Skyfall’s read was that GPT-5.5 had a diversification heuristic and Gemini had a prioritization heuristic. Both sounded operationally plausible, but neither closed the reward gap over the run.
Opaque failure signatures
A reply asked the hard measurement question: do models detect the shift before their actions change?
Skyfall’s answer in the blog post is that external LLM failures collapse multiple causes into the same trace. Context overflow, pretraining gaps, and reward misalignment can all produce similar reward drops because the weights never update.
The metric suite is more interpretable for RL agents:
- Adaptation speed measures how long recovery took.
- Performance gap measures recovered-policy quality.
- Stability measures oscillation.
- Recovery time measures when behavior stabilized.

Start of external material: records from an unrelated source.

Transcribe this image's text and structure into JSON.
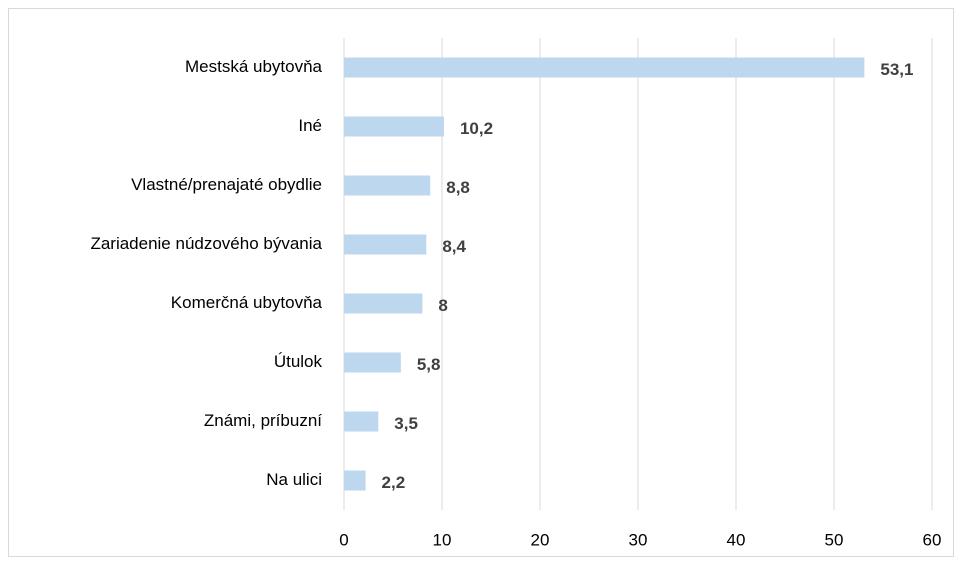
{
  "chart_data": {
    "type": "bar",
    "orientation": "horizontal",
    "categories": [
      "Mestská ubytovňa",
      "Iné",
      "Vlastné/prenajaté obydlie",
      "Zariadenie núdzového bývania",
      "Komerčná ubytovňa",
      "Útulok",
      "Známi, príbuzní",
      "Na ulici"
    ],
    "values": [
      53.1,
      10.2,
      8.8,
      8.4,
      8,
      5.8,
      3.5,
      2.2
    ],
    "value_labels": [
      "53,1",
      "10,2",
      "8,8",
      "8,4",
      "8",
      "5,8",
      "3,5",
      "2,2"
    ],
    "color": "#bdd7ee",
    "xlim": [
      0,
      60
    ],
    "xticks": [
      0,
      10,
      20,
      30,
      40,
      50,
      60
    ],
    "grid": true
  }
}
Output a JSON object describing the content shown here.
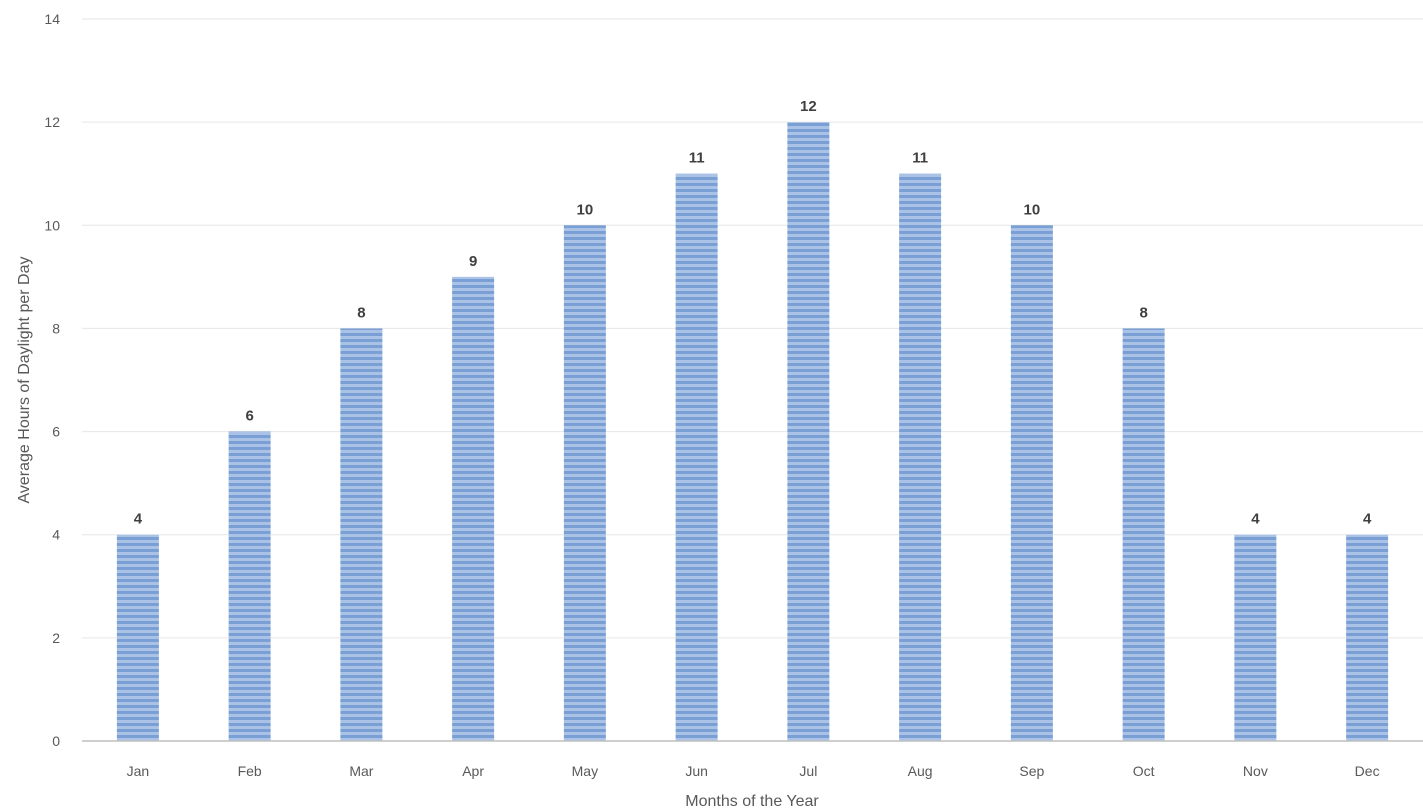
{
  "chart_data": {
    "type": "bar",
    "title": "",
    "xlabel": "Months of the Year",
    "ylabel": "Average Hours of Daylight per Day",
    "categories": [
      "Jan",
      "Feb",
      "Mar",
      "Apr",
      "May",
      "Jun",
      "Jul",
      "Aug",
      "Sep",
      "Oct",
      "Nov",
      "Dec"
    ],
    "values": [
      4,
      6,
      8,
      9,
      10,
      11,
      12,
      11,
      10,
      8,
      4,
      4
    ],
    "ylim": [
      0,
      14
    ],
    "yticks": [
      0,
      2,
      4,
      6,
      8,
      10,
      12,
      14
    ],
    "grid": true,
    "legend": "none",
    "data_labels": true,
    "colors": {
      "bar": "#7a9fd4",
      "bar_stripe": "#a9c2e6",
      "grid": "#e6e6e6",
      "axis": "#bfbfbf"
    }
  }
}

For fixed-weight LLMs, Skyfall says forgetting and recovery are formally computable but mechanistically weak labels. GPT-5.5 inbound showed detection lag greater than 25 steps at the second configuration shift and never recovered inside the available window.

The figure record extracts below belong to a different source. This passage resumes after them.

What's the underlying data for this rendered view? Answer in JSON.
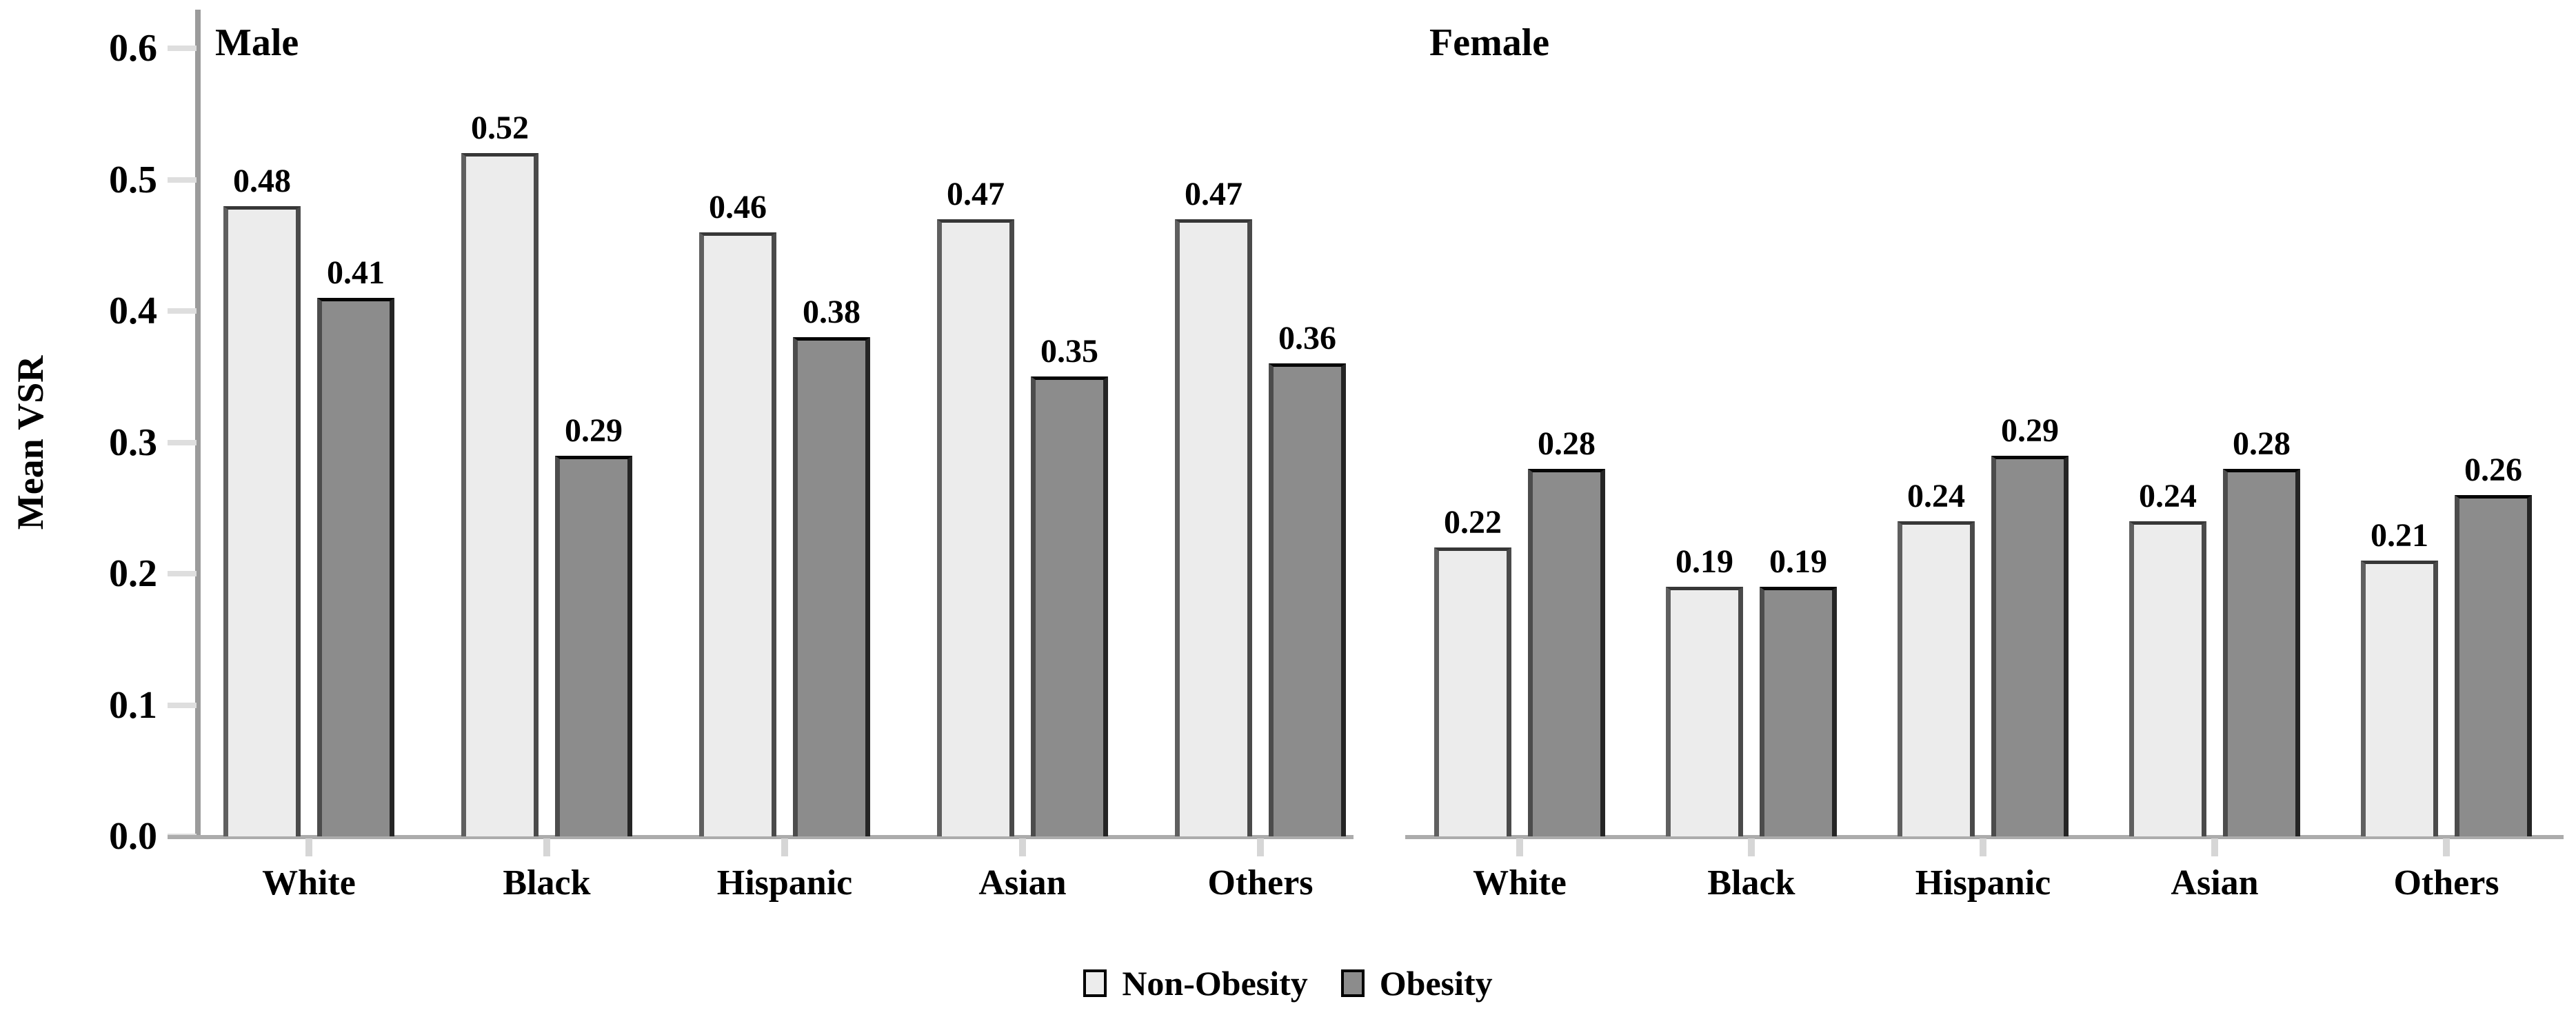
{
  "figure": {
    "y_axis_title": "Mean VSR"
  },
  "chart_data": [
    {
      "type": "bar",
      "title": "Male",
      "categories": [
        "White",
        "Black",
        "Hispanic",
        "Asian",
        "Others"
      ],
      "series": [
        {
          "name": "Non-Obesity",
          "values": [
            0.48,
            0.52,
            0.46,
            0.47,
            0.47
          ]
        },
        {
          "name": "Obesity",
          "values": [
            0.41,
            0.29,
            0.38,
            0.35,
            0.36
          ]
        }
      ],
      "xlabel": "",
      "ylabel": "Mean VSR",
      "ylim": [
        0,
        0.6
      ],
      "yticks": [
        "0.0",
        "0.1",
        "0.2",
        "0.3",
        "0.4",
        "0.5",
        "0.6"
      ],
      "grid": false,
      "value_labels": true,
      "legend_position": "bottom-center"
    },
    {
      "type": "bar",
      "title": "Female",
      "categories": [
        "White",
        "Black",
        "Hispanic",
        "Asian",
        "Others"
      ],
      "series": [
        {
          "name": "Non-Obesity",
          "values": [
            0.22,
            0.19,
            0.24,
            0.24,
            0.21
          ]
        },
        {
          "name": "Obesity",
          "values": [
            0.28,
            0.19,
            0.29,
            0.28,
            0.26
          ]
        }
      ],
      "xlabel": "",
      "ylabel": "",
      "ylim": [
        0,
        0.6
      ],
      "yticks": [],
      "grid": false,
      "value_labels": true,
      "legend_position": "bottom-center"
    }
  ],
  "legend": {
    "items": [
      {
        "label": "Non-Obesity",
        "color": "#ececec"
      },
      {
        "label": "Obesity",
        "color": "#8c8c8c"
      }
    ]
  },
  "colors": {
    "bar_light_fill": "#ececec",
    "bar_dark_fill": "#8c8c8c",
    "axis_line": "#9b9b9b",
    "baseline": "#acacac",
    "tick": "#dedede",
    "text": "#000000",
    "background": "#ffffff"
  }
}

Access and next environments
The Morpheus site says the first environments are outbound warehouse management and inbound warehouse management. The public roadmap lists four next modules:
- EDI Invoice Processing.
- ERP Order to Cash.
- ERP Procure to Pay.
- Manufacturing Production Planning.
Morpheus is described as framework-agnostic and intended to work with PyTorch-based and TensorFlow-based RL workflows. The FAQ says selected environments and tooling are planned for distribution through Hugging Face and GitHub, while waitlist access provides early updates and design-partner feedback channels.